I love doing Advent devotions because it takes away the bustle of December and focuses us, draws our attention to the bright light that shines in the darkness. Don't we need light when it's so dark outside! Dinner time is really deep night for us this time of year! And then there are deeper darknesses too, for which we need even more light.Our advent wreath turned out so fun this year. All the supplies for this were thrifted or gifted. The colors of the candles are not "proper" at all; I just used what we had. The Christmas candle has little kids playing instruments on one side and ducks on the other. Of course he decided that the ducks will face out. I don't think that the colors of the Advent wreath are ancient tradition. Everyone seems to have their own idea about what each one stands for, so I make free with this tradition. For our Christmas candle, I try to find anything lovely. One year it was a rainbow, another it was covered in green sparkly swirlyques, and this year it's this little volks-art scene.

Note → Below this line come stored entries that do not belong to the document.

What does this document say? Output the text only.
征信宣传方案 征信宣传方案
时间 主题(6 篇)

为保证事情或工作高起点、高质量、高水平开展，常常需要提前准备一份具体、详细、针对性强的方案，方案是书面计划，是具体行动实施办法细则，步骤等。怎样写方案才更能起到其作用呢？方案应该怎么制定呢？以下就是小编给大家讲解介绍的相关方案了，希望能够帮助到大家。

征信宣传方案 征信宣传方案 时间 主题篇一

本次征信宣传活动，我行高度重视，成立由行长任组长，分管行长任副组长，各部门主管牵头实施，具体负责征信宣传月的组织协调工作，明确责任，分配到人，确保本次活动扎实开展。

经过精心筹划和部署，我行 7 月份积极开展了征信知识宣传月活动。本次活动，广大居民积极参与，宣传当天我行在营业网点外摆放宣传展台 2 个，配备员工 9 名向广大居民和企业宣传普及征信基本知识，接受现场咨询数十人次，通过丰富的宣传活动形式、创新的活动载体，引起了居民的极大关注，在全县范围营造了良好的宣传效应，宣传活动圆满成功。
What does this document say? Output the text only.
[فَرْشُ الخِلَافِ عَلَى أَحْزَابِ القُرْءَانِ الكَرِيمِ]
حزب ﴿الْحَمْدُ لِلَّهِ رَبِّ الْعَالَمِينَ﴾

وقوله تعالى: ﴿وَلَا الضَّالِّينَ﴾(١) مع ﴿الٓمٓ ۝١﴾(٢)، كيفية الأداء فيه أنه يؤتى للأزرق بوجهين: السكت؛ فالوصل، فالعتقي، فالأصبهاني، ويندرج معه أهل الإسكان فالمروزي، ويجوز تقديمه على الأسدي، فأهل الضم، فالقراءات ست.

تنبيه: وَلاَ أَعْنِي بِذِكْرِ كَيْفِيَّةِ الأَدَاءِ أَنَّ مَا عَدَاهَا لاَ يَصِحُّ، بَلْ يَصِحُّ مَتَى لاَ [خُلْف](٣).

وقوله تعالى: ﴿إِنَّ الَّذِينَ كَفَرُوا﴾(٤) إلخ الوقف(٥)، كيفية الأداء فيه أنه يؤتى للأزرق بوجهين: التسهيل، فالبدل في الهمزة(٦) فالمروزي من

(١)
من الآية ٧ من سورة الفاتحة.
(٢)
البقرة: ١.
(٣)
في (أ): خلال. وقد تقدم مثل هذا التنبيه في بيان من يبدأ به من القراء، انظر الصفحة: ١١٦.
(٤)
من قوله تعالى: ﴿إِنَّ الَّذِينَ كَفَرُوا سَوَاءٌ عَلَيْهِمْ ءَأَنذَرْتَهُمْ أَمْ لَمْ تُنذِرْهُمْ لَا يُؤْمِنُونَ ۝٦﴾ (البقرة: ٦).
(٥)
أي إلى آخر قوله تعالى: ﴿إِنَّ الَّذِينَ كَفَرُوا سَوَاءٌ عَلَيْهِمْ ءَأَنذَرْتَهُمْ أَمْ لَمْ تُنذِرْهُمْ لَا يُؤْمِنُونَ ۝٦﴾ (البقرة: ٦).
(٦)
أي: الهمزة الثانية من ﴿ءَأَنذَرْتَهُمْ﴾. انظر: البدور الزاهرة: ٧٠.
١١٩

There are one, two, three, and four stars on each of the candles to represent what respective week we are on. By the time we get to the four-star candle, we will be lighting all four candles, and just a week away from Christmas. Gibbie helped me design and make the candle decorations. (they are made with soft colored wax that we cut and press onto the candles) We have a blackbird for peace, a lamb for joy, bunnies for love, and a sunrise for hope, all very personal symbols for us. I think this is the essence of liturgy; using ritual to make real to us spiritual truths that we cannot see.